3-. Miller (2014) Op. Cit. 
4-. Lacan, J., (1972–1973) El Seminario 20. Aún, Paidós, Buenos Aires, 1998, p. 158. 
5-. Ibíd. 
6-. Laurent, E., “Curso: Hablar lalengua del cuerpo”, clase 1. Inédito. 
7-. Mandil, R. A., “Parlêtre y consistencia corporal” publicado en http://diretorianarede.com.br/



Bibliografía:
Bassols, M. “El cuerpo, lo visible y lo invisible” presentado en la VII ENAPOL, septiembre 2015, en São Paulo.
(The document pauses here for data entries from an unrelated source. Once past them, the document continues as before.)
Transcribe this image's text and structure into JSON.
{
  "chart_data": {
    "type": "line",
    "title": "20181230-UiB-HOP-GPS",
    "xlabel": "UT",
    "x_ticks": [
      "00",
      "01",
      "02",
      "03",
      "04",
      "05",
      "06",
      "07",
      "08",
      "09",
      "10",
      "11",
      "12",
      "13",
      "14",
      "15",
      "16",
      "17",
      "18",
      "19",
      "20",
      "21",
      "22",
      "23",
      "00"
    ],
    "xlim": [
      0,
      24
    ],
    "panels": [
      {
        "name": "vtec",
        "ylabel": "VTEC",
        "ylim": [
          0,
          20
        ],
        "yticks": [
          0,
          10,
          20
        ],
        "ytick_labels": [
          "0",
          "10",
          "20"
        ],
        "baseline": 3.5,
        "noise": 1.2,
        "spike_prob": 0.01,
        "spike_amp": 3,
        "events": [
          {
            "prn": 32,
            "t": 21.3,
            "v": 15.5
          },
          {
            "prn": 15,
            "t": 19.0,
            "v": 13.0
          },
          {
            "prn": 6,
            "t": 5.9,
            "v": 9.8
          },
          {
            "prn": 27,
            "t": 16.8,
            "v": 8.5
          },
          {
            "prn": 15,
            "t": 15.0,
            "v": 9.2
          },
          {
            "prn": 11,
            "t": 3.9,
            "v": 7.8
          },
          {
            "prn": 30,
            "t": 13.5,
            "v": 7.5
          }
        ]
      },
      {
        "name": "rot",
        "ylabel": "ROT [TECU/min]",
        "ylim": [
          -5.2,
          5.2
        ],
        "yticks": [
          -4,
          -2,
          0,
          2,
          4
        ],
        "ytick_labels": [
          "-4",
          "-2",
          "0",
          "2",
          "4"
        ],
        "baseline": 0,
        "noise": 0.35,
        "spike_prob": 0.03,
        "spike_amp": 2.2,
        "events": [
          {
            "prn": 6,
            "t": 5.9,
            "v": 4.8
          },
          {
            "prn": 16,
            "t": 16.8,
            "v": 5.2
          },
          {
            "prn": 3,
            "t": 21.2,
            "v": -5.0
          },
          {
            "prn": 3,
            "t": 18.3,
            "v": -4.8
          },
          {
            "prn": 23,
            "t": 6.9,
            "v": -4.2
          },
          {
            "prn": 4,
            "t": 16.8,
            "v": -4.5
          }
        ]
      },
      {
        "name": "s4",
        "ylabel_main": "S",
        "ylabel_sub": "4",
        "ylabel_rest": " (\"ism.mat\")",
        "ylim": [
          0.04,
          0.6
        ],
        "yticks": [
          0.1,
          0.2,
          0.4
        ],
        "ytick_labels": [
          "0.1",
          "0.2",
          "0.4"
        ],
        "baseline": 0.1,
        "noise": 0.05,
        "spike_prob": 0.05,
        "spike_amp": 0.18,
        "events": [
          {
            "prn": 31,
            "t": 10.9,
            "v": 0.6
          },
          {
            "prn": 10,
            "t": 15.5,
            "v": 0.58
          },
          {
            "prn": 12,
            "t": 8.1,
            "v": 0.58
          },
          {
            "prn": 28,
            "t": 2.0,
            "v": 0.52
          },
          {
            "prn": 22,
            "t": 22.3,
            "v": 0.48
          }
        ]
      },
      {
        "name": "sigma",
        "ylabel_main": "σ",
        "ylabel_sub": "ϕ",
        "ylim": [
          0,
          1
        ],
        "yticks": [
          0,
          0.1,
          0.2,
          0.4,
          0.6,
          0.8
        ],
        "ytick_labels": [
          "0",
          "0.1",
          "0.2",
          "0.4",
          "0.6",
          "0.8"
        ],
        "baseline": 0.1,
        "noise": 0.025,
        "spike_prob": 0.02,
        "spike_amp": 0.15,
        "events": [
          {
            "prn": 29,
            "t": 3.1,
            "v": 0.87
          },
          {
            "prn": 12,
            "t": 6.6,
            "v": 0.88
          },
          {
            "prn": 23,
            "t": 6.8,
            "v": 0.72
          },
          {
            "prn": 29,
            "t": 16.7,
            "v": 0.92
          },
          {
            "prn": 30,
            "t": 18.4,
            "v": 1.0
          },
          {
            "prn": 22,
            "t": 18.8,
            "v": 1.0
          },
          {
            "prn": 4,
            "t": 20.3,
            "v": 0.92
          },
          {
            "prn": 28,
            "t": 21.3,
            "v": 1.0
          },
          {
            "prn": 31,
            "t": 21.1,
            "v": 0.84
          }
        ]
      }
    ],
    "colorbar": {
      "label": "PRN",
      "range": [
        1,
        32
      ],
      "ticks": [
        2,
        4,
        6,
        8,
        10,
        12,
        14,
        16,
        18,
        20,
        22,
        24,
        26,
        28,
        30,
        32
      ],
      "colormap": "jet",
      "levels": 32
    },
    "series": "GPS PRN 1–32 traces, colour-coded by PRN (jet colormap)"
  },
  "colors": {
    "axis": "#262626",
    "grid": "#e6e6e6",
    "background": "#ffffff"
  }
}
Audio publicado en radiolacan.com
Ferreira da Silva, R., “Un nuevo imaginario” en Revista Lacaniana de Psicoanálisis N° 18, Publicación de la EOL, Año X, Junio 2015, Buenos Aires.
Lacan, J., (1972–1973) El Seminario 20. Aún, Paidós, Buenos Aires, 1998.
Lacan, J., (1975) "Joyce el síntoma", en Otros Escritos, Paidós, Buenos Aires, 2012.
Lacan, J., (1975–1976) El Seminario 23. El sinthome, Paidós, Buenos Aires, 2006.
Lacan, J., (1977–1978) El seminario 25: El momento de concluir, Clase 12, 9 de mayo de 1978. Inédito.
Laurent, E., “Curso: Hablar lalengua del cuerpo”, clases 1 y 4. Inédito.
Mandil, R. A., “Parlêtre y consistencia corporal” publicado en http://diretorianarede.com.br/
Miller, J. –A., (2014) “El inconsciente y el cuerpo hablante” presentación del tema del X Congreso de la AMP en Río de Janeiro, 2016, París, 2014, en http://wapol.org/es/articulos
Vallejo, P., “Lo imaginario y el cuerpo hablante” clase inaugural del Seminario homónimo, 14 agosto 2015, EOL, Sección La Plata. Inédito.